I’ve used a Rubik’s Cube in the graphic and banner for Lifein64SquareFeet.com for a while.

For those who don’t know and might be interested, it’s taken from the (currently unpublished) novel written by Tom Quinn and myself, Life in Sixty-Four Square Feet, where the Rubik’s Cube is a metaphor for the complexity of life. In the story, the Rubik’s Cube plays a role at three, key times of the main character’s life.

Excerpt from Bobby Bocks’ journal (Life in Sixty-Four Square Feet):

Getting one face of a Rubik’s Cube to be all one color is easy. Getting two is not that hard and even three or four is doable. Getting all six requires a tremendous degree of manipulation, planning and focus.

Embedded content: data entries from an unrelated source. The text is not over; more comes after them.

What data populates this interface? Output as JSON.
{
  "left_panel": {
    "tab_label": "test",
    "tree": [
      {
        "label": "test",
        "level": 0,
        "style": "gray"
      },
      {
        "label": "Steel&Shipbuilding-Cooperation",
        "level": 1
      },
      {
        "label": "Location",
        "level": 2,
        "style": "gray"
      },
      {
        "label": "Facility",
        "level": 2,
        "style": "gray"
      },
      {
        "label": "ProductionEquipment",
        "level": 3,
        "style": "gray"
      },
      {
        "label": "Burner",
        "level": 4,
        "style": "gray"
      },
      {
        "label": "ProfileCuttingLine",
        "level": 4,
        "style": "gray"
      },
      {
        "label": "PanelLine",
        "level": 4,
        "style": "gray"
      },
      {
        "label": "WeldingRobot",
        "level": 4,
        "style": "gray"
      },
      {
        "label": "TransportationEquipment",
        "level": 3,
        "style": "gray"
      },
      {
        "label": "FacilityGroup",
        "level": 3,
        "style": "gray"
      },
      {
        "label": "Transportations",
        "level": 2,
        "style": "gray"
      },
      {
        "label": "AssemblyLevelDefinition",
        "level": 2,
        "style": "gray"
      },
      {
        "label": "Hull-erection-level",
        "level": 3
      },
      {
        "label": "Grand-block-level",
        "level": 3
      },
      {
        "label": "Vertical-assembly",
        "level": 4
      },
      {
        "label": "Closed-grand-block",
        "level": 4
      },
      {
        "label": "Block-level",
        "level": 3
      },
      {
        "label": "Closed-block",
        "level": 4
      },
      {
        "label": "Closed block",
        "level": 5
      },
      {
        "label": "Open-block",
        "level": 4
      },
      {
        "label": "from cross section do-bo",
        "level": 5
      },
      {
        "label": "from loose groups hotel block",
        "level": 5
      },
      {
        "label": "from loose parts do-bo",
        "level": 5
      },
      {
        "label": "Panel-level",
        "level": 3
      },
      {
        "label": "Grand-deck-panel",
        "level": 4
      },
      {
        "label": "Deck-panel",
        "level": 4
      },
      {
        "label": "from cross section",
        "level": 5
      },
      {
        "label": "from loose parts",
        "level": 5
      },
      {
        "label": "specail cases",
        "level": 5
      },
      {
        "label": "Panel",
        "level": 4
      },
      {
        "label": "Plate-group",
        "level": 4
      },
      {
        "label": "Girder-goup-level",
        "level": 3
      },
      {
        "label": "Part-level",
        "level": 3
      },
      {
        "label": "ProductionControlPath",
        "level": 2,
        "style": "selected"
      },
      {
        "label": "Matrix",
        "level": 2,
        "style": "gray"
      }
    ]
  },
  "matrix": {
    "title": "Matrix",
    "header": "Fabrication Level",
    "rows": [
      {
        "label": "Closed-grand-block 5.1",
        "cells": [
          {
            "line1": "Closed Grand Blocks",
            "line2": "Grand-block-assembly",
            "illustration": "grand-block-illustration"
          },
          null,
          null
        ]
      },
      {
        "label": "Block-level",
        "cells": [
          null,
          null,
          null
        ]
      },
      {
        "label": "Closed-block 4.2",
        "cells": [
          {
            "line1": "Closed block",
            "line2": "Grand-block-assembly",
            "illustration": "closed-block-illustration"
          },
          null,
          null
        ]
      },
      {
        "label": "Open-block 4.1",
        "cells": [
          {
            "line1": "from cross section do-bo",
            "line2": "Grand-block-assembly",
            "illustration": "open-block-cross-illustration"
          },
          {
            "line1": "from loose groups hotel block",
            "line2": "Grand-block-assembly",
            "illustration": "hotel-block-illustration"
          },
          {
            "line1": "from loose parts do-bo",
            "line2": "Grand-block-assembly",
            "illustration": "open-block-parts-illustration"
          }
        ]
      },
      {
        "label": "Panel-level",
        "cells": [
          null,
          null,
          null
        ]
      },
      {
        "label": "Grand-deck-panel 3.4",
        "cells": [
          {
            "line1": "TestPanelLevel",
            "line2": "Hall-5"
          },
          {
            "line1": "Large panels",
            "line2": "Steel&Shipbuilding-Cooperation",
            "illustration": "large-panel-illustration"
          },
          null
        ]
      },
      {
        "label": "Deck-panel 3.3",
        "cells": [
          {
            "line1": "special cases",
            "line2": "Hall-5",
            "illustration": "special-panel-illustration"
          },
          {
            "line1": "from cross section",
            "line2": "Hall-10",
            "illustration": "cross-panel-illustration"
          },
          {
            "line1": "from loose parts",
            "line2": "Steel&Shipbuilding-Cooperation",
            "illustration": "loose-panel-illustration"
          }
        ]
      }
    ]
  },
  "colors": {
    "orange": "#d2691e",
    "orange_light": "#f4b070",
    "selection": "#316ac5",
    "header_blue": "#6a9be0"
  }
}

Life is this way. A day is nothing more than this, over and over – turning the rows and aligning the colors – and when you solve it and all six sides are solid, it’s magnificent.

I’ve never accomplished this with a Rubik’s Cube or in real life – never solved it without cheating – but Life keeps turning the rows, even after you reached a point where all sides are aligned, so success is short lived, and you must once again manipulate it. Over and over and over and over.

I’ve decided to let each side of my Rubik’s Cube be a collage of colors and different from the other sides. I’ve decided unity is overrated. Conformity is overrated. Trying to solve life is overrated.

Still, when I hold a Rubik’s Cube, I am compelled to turn the rows and play the game. It has that kind of power. Just like life, but even though I’m playing, I’m not trying to align the colors. Not anymore.